Activists from a number of states came to a local school to begin a two-mile march to the Bush summer home at Walker's Point. Along the way some pounded drums, chanted and carried signs and banners with slogans such as "Don't Pay for this War" and "Care for Vets."

Police gave no official crowd count, but other observers estimated that at least 1,200 demonstrators turned out. One of the marchers, Alice Copeland Brown of Canton, Mass., said about 3,000 people were there.

Brown said her son has recently returned from duty in Iraq, but others are not coming home alive. Brown said billions of dollars are being wasted on the war that could be used for schools, health care and other public services.

"Our children are dying for nothing," she said.

Dick Nelson of Lebanon, N.H., said he was visiting Maine and decided to come to the rally with his 16-year-old daughter, Andrea.

"It seemed like our civic duty," said Nelson.

A small-scale Vietnam Wall-like monument, listing the names of the soldiers killed in Iraq, was set up on the school's sports field where the protesters assembled. Organizers included veterans' peace groups.
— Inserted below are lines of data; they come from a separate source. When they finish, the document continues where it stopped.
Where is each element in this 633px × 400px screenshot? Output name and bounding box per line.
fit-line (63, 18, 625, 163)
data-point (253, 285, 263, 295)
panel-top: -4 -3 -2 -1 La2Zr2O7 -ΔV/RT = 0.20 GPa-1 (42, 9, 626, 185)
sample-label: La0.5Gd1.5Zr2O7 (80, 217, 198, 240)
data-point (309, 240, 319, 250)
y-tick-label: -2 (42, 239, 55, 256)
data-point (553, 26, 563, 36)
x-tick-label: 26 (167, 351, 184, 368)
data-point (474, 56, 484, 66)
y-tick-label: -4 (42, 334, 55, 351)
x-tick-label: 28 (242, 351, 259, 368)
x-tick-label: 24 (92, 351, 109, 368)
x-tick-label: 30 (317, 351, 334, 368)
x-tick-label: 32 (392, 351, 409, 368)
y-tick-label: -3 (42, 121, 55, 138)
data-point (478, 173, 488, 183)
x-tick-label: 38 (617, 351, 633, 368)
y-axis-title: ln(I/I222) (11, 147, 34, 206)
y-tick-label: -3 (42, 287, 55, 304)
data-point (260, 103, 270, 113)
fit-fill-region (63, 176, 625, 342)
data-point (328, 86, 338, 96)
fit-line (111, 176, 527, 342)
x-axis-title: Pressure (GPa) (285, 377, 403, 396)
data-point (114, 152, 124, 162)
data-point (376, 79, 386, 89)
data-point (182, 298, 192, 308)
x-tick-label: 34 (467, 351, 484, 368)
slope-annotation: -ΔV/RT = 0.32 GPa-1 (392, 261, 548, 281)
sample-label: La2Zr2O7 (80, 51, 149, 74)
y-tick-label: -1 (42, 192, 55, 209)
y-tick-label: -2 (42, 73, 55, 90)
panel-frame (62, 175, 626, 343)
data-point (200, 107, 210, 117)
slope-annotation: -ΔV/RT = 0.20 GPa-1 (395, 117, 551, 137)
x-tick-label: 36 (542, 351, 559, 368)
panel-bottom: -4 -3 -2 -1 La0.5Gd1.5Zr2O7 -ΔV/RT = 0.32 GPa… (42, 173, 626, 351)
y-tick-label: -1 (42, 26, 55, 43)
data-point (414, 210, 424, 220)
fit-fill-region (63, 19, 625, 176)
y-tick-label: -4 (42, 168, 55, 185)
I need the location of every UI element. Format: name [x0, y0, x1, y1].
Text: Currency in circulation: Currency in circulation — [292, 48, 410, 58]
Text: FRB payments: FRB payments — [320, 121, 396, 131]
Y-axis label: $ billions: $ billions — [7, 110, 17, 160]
After the march, the Indigo Girls musical group entertained the demonstrators at the rally site.

Some protesters called for Bush's and Vice President Dick Cheney's impeachment, but others had more moderate messages of support for the troops and opposition to the war.

"You can support the troops and not support the war," said Anne Chay, whose son is serving in Iraq.

Democratic presidential hopeful Dennis Kucinich, who was also a frequent visitor to Maine during his 2004 campaign, told the crowd, "We simply have to get out of Iraq. We have to end this war."

Organizers had previously hoped to draw as many as 10,000 protesters to the rally.

Observers said verbal skirmishes with some of the counter-protesters broke out along the march route, but no violence or physical confrontations were reported. As many as a few dozen counter-protesters were said to be in the area.